3.3 Anticoagulantes orales directos (DOACs)
Incluyen:
- Rivaroxaban
- Apixaban
- Dabigatran
- Edoxaban
Evidencia disponible
La mayor cohorte retrospectiva publicada por Jan Beyer-Westendorf mostró:
- ~4% malformaciones mayores potencialmente relacionadas.
- ~22% abortos espontáneos.
- Sin patrón sindrómico claro.
Los ensayos clínicos excluyeron gestantes → evidencia limitada.
Recomendación actual
NO utilizar durante embarazo.
Ante exposición inadvertida:
- Suspender inmediatamente.
- Cambiar a HBPM.
- Realizar ecografía estructural dirigida.
3.4 Fondaparinux y alternativas
Indicado en:
- Trombocitopenia inducida por heparina.
- Alergia grave a heparina.
Paso placentario mínimo detectado en estudios experimentales.
Datos clínicos limitados.
Uso solo si no hay alternativas.
4. Escenarios clínicos específicos
4.1 Tromboembolismo venoso agudo
Tratamiento:
- HBPM dosis terapéutica durante todo embarazo.
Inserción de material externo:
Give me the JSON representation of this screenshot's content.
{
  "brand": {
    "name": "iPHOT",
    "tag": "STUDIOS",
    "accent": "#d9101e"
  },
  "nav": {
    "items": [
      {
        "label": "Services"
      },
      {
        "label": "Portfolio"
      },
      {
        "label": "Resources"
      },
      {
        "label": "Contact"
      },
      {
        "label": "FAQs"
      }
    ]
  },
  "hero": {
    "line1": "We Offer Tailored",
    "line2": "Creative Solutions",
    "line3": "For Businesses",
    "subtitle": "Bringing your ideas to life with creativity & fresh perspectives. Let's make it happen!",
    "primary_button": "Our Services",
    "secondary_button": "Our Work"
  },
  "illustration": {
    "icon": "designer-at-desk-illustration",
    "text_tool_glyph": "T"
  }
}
- Mantener mínimo 6 semanas postparto (≥3 meses totales).
No utilizar DOACs.
4.2 Síndrome antifosfolípido (SAF)
- HBPM + aspirina baja dosis.
- Evitar AVK en 1º trimestre.
4.3 Fibrilación auricular
- Bajo riesgo tromboembólico → considerar no anticoagular.
- Alto riesgo → HBPM.
- Evitar DOACs.
4.4 Válvulas cardíacas mecánicas
Uno de los escenarios más complejos, necesidad de individualización extrema
Opciones:
- HBPM durante todo el embarazo (↑ riesgo trombosis protésica).
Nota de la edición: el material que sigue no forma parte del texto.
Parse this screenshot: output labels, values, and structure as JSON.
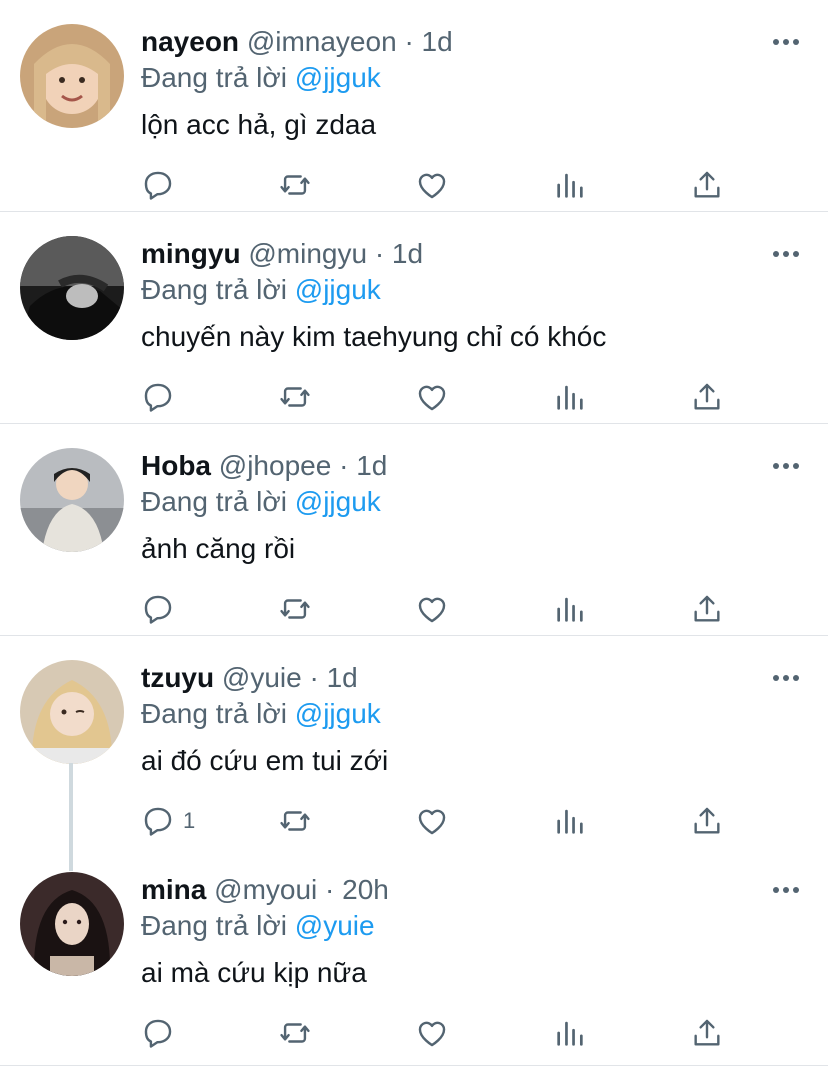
{
  "reply_prefix": "Đang trả lời",
  "colors": {
    "accent": "#1d9bf0",
    "secondary": "#536471",
    "divider": "#e1e4e8"
  },
  "tweets": [
    {
      "name": "nayeon",
      "handle": "@imnayeon",
      "dot": "·",
      "time": "1d",
      "reply_to": "@jjguk",
      "text": "lộn acc hả, gì zdaa",
      "reply_count": "",
      "avatar_icon": "avatar-photo"
    },
    {
      "name": "mingyu",
      "handle": "@mingyu",
      "dot": "·",
      "time": "1d",
      "reply_to": "@jjguk",
      "text": "chuyến này kim taehyung chỉ có khóc",
      "reply_count": "",
      "avatar_icon": "avatar-photo"
    },
    {
      "name": "Hoba",
      "handle": "@jhopee",
      "dot": "·",
      "time": "1d",
      "reply_to": "@jjguk",
      "text": "ảnh căng rồi",
      "reply_count": "",
      "avatar_icon": "avatar-photo"
    },
    {
      "name": "tzuyu",
      "handle": "@yuie",
      "dot": "·",
      "time": "1d",
      "reply_to": "@jjguk",
      "text": "ai đó cứu em tui zới",
      "reply_count": "1",
      "avatar_icon": "avatar-photo"
    },
    {
      "name": "mina",
      "handle": "@myoui",
      "dot": "·",
      "time": "20h",
      "reply_to": "@yuie",
      "text": "ai mà cứu kịp nữa",
      "reply_count": "",
      "avatar_icon": "avatar-photo"
    }
  ]
}
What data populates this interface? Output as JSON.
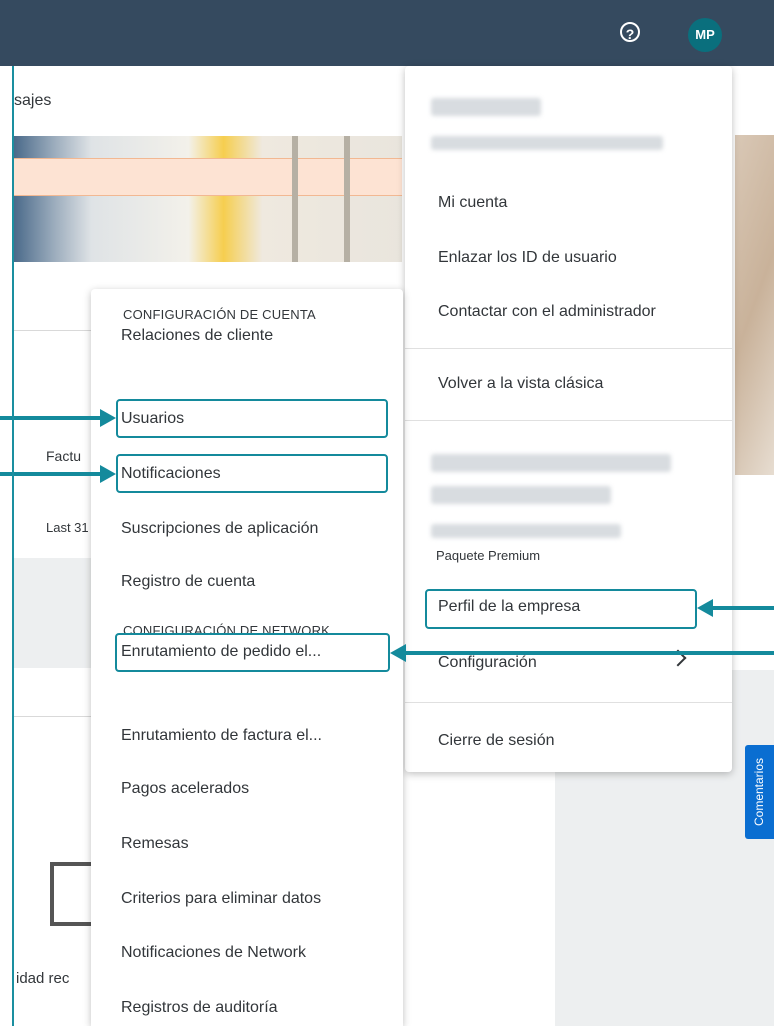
{
  "header": {
    "help_icon": "help-circle-icon",
    "help_glyph": "?",
    "avatar_initials": "MP"
  },
  "background": {
    "nav_text": "sajes",
    "card_label_fact": "Factu",
    "card_label_last": "Last 31",
    "card_label_bottom": "idad rec"
  },
  "feedback_tab": {
    "label": "Comentarios"
  },
  "user_menu": {
    "items": {
      "mi_cuenta": "Mi cuenta",
      "enlazar": "Enlazar los ID de usuario",
      "contactar": "Contactar con el administrador",
      "volver": "Volver a la vista clásica",
      "paquete": "Paquete Premium",
      "perfil": "Perfil de la empresa",
      "configuracion": "Configuración",
      "cierre": "Cierre de sesión"
    }
  },
  "settings_menu": {
    "section_cuenta": "CONFIGURACIÓN DE CUENTA",
    "section_network": "CONFIGURACIÓN DE NETWORK",
    "items": {
      "relaciones": "Relaciones de cliente",
      "usuarios": "Usuarios",
      "notificaciones": "Notificaciones",
      "suscripciones": "Suscripciones de aplicación",
      "registro": "Registro de cuenta",
      "enrut_pedido": "Enrutamiento de pedido el...",
      "enrut_factura": "Enrutamiento de factura el...",
      "pagos": "Pagos acelerados",
      "remesas": "Remesas",
      "criterios": "Criterios para eliminar datos",
      "notif_network": "Notificaciones de Network",
      "auditoria": "Registros de auditoría"
    }
  },
  "colors": {
    "topbar": "#354a5f",
    "avatar": "#0a6f7d",
    "annotation": "#148a9c",
    "feedback_tab": "#0a6ed1"
  }
}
- Warfarina todo embarazo (↓ riesgo materno, ↑ riesgo fetal).
- Estrategia híbrida (HBPM 1º trimestre → warfarina 2º trimestre → HBPM preparto).
Manejo en centros especializados obligatorio.
5. Algoritmo práctico
Mujer en edad fértil con anticoagulación crónica
→ Consulta preconcepcional obligatoria.
Embarazo confirmado
- Si DOAC → cambiar a HBPM.
- Si Warfarina:
- <6 semanas: cambiar inmediatamente.
- 6–9 semanas: alto riesgo embriopatía → derivar a medicina fetal.
- Si HBPM → continuar.
6. Diagnóstico prenatal tras exposición de riesgo
Indicaciones :
- Ecografía estructural detallada (18–22 semanas).
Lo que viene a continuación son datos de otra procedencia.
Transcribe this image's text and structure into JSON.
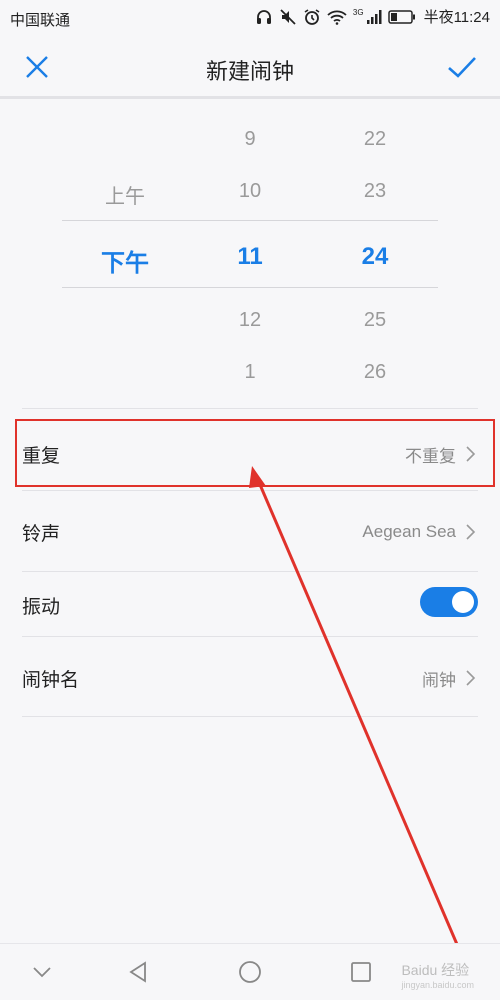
{
  "status_bar": {
    "carrier": "中国联通",
    "network": "3G",
    "clock": "半夜11:24",
    "icons": [
      "headphones-icon",
      "mute-icon",
      "alarm-icon",
      "wifi-icon",
      "signal-icon",
      "battery-icon"
    ]
  },
  "header": {
    "title": "新建闹钟",
    "close_icon": "close-icon",
    "confirm_icon": "checkmark-icon",
    "accent_color": "#1a7ee6"
  },
  "picker": {
    "ampm": [
      "",
      "上午",
      "下午",
      "",
      ""
    ],
    "hours": [
      "9",
      "10",
      "11",
      "12",
      "1"
    ],
    "minutes": [
      "22",
      "23",
      "24",
      "25",
      "26"
    ],
    "selected": {
      "ampm": "下午",
      "hour": "11",
      "minute": "24"
    }
  },
  "settings": {
    "repeat": {
      "label": "重复",
      "value": "不重复"
    },
    "ringtone": {
      "label": "铃声",
      "value": "Aegean Sea"
    },
    "vibrate": {
      "label": "振动",
      "on": true
    },
    "name": {
      "label": "闹钟名",
      "value": "闹钟"
    }
  },
  "annotation": {
    "color": "#e0322b"
  },
  "watermark": {
    "text": "Baidu 经验",
    "sub": "jingyan.baidu.com"
  }
}
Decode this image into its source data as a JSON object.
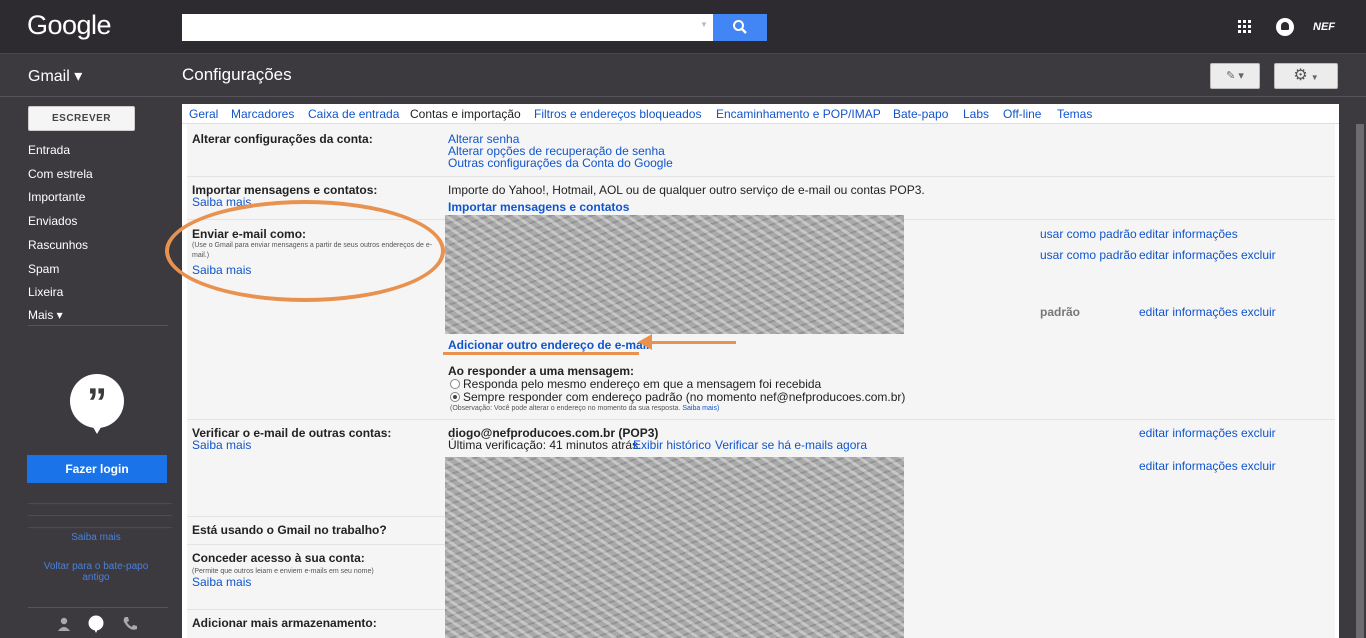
{
  "header": {
    "logo": "Google",
    "search": {
      "value": "",
      "placeholder": ""
    },
    "avatar_text": "NEF"
  },
  "subbar": {
    "app_menu": "Gmail ▾",
    "title": "Configurações"
  },
  "sidebar": {
    "compose": "ESCREVER",
    "items": [
      "Entrada",
      "Com estrela",
      "Importante",
      "Enviados",
      "Rascunhos",
      "Spam",
      "Lixeira",
      "Mais ▾"
    ],
    "hangouts_login": "Fazer login",
    "saiba_mais": "Saiba mais",
    "old_chat": "Voltar para o bate-papo antigo"
  },
  "tabs": [
    "Geral",
    "Marcadores",
    "Caixa de entrada",
    "Contas e importação",
    "Filtros e endereços bloqueados",
    "Encaminhamento e POP/IMAP",
    "Bate-papo",
    "Labs",
    "Off-line",
    "Temas"
  ],
  "settings": {
    "account": {
      "label": "Alterar configurações da conta:",
      "links": [
        "Alterar senha",
        "Alterar opções de recuperação de senha",
        "Outras configurações da Conta do Google"
      ]
    },
    "import": {
      "label": "Importar mensagens e contatos:",
      "learn": "Saiba mais",
      "desc": "Importe do Yahoo!, Hotmail, AOL ou de qualquer outro serviço de e-mail ou contas POP3.",
      "action": "Importar mensagens e contatos"
    },
    "send_as": {
      "label": "Enviar e-mail como:",
      "note": "(Use o Gmail para enviar mensagens a partir de seus outros endereços de e-mail.)",
      "learn": "Saiba mais",
      "use_default": "usar como padrão",
      "edit": "editar informações",
      "delete": "excluir",
      "default": "padrão",
      "add": "Adicionar outro endereço de e-mail",
      "reply_title": "Ao responder a uma mensagem:",
      "reply_opt1": "Responda pelo mesmo endereço em que a mensagem foi recebida",
      "reply_opt2": "Sempre responder com endereço padrão (no momento nef@nefproducoes.com.br)",
      "reply_note": "(Observação: Você pode alterar o endereço no momento da sua resposta.",
      "reply_note_link": "Saiba mais)"
    },
    "check_mail": {
      "label": "Verificar o e-mail de outras contas:",
      "learn": "Saiba mais",
      "account": "diogo@nefproducoes.com.br (POP3)",
      "last_check": "Última verificação: 41 minutos atrás.",
      "history": "Exibir histórico",
      "check_now": "Verificar se há e-mails agora",
      "edit": "editar informações",
      "delete": "excluir"
    },
    "work": {
      "label": "Está usando o Gmail no trabalho?"
    },
    "grant": {
      "label": "Conceder acesso à sua conta:",
      "note": "(Permite que outros leiam e enviem e-mails em seu nome)",
      "learn": "Saiba mais"
    },
    "storage": {
      "label": "Adicionar mais armazenamento:"
    }
  },
  "colors": {
    "accent": "#e9914f",
    "link": "#1155cc",
    "primary": "#4285f4"
  }
}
- Estudio facial y esquelético.
- Neurosonografía.
- RM fetal si sospecha SNC.
No indicar interrupción sistemática sin anomalías confirmadas.
7. Lactancia
- HBPM: segura.
- Warfarina: compatible.
- DOACs: datos insuficientes → evitar.
8. Calidad de la evidencia
| Grupo | Nivel evidencia | Recomendación |
|---|---|---|
| HBPM | Moderado-alto | Fármaco de elección |
| Warfarina | Alta teratogenicidad demostrada | Evitar 1º trimestre |
| DOACs | Evidencia limitada | No recomendados |
| Fondaparinux | Muy limitada | Uso excepcional |
9. Recomendaciones finales clave
- HBPM es el estándar en embarazo.
- Warfarina es teratógena en organogénesis.
- DOACs no deben utilizarse.
- Planificación preconcepcional obligatoria.
- Manejo multidisciplinario en válvulas mecánicas.
- Registro sistemático de exposiciones.
10. Mensaje final
La decisión terapéutica no debe basarse únicamente en el riesgo fetal, sino en el equilibrio riesgo materno-fetal, priorizando siempre la seguridad materna sin ignorar la evidencia teratogénica.
El conocimiento actualizado, la planificación anticipada y el trabajo conjunto cardiología-obstetricia-hematología son la piedra angular del manejo óptimo.